Course Project

This course starts with the basics of NLP (Natural Language Processing), analyzing a large corpus of text documents to discover the structure in the data and how words are put together. It will cover cleaning and analyzing text data, then building and sampling from a predictive text model. Finally, you will use the knowledge you gained in data products to build a predictive text product.

Milestone Report

The goal of this report is just to display that you’ve gotten used to working with the data and that you are on track to create your prediction algorithm.

The Data

The data is from a corpus called HC Corpora. This exercise uses the files named LOCALE.blogs.txt where LOCALE is the each of the four locales en_US, de_DE, ru_RU and fi_FI.

I will be using only the english language files.

Exploratory Analysis

The data are large text files. Over 4 million lines combined. Unix wordcount gives 102,081,616 individual words.

Exploring the the data visually, it is clear that the data are in random order, eg. the lines in “Blogs” - file are not complete posts and lines are not in sequeantial order. For text prediction I decided to split sentences to lines for further transformations and modelling.

Summary of Raw Files

lineCount medianCharacterCount
Blogs 899288 156
News 1010242 185
Twitter 2360148 64
Combined 4269678 88

Text Transformations

My first approach was to use the tm-package to trasform and analyse the corpora to useful units (tokenizing). It turned out to be quite slow with this magnitude of data, even when using samples of n/1000. Also its data structures were complicating the task. Right now I am working with quanteda package. It seems to be faster and more user friendly for basic text trasnformation needed in this assignment. It also comes recommended in the course forums.

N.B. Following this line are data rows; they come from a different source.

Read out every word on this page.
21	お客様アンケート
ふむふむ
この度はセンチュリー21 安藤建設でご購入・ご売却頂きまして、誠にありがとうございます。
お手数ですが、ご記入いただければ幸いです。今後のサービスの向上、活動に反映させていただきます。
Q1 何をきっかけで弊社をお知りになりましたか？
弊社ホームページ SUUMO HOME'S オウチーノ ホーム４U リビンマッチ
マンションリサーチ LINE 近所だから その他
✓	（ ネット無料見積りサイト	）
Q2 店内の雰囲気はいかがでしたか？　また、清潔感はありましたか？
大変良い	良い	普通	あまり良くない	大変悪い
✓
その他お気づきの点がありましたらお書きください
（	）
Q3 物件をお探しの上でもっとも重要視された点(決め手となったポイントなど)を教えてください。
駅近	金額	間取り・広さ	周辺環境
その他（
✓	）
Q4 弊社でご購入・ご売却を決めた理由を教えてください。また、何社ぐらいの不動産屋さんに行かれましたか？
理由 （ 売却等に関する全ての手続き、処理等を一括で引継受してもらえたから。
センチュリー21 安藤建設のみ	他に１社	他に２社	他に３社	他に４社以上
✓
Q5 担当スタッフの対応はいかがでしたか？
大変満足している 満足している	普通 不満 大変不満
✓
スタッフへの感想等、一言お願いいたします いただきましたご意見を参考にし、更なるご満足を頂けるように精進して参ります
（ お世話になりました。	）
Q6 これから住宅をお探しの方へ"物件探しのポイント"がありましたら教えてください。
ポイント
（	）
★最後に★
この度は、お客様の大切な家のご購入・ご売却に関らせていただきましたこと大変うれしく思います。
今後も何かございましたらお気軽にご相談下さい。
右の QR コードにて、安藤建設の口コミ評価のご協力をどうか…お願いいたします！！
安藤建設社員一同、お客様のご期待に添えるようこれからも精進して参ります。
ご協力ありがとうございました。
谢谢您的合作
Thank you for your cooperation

Transformations are currently the most memory intensive tasks. When the shiny app is running, I will have to see how long the code takes to run with different parameters and how well it performs. Maybe it is not feasible to read raw data into memory in Shiny, but to do the transformations on my computer and save the intermediate data to disk or database and and use that with the prediction algorithm. I Have to check the course pages to see if that is allowed.

Current Transformations

  • All text to lower case
    • it could be best to ignore capital letters in the beginning of sentence, but keep them elsewhere
  • Remove numbers
    • remove tokens that consist only of numbers, but not words that start with digits, e.g. 2day)
  • Remove punctuation
    • coud be useful with advanced algorhitms, but with simple ngram-model causes too many sequences.
  • Remove separators
    • spaces and variations of spaces, plus tab, newlines, and anything else in the Unicode “separator” category
  • Remove Twitter characters
    • ie.(@ and #)
  • Profanity filtering
  • Filtering foreign language

Ngrams

Ngrams are easy to build with the quanteda package. I have been using unigrams (which are basically useless for prediction), bigrams and trigrams. I might add a 4-gram. One decision is what sparsity level to use to get the best coverage of normal language with the least amount of data.

Using a 1/100 random sample from combined raw data, below are the top 20 sequences in each ngram group. Comparing those to the total number in each group with the given parameters (sequence has to occur at least five times), we get the frquencies. I ran the same analysis, with different sample sizes and the resulting sequencies and their frequencies didn’t change too much. The challenge is to get the frequencies bigger, meaning more coverage with less data.

Prediction Model

My first approach is to use tables with tokenized words in their own columns and a probability associated with that word sequence. Search for the input phrae is performed using “Stupid Backoff” - method. The logic is to first see if there is a match in the highest ngram, then checking the next highest, ending in a unigram, which always predicts the most common words (“the” being the most common). There are some better algorithms that I might try to implement if time permits.

Shiny app

I would like the shiny app to show five best next word predictions for a given phrase. Nice-to-have would be a chart comparing their probability. Selectors could include how many previous words to use in the prediction and maybe some charting options.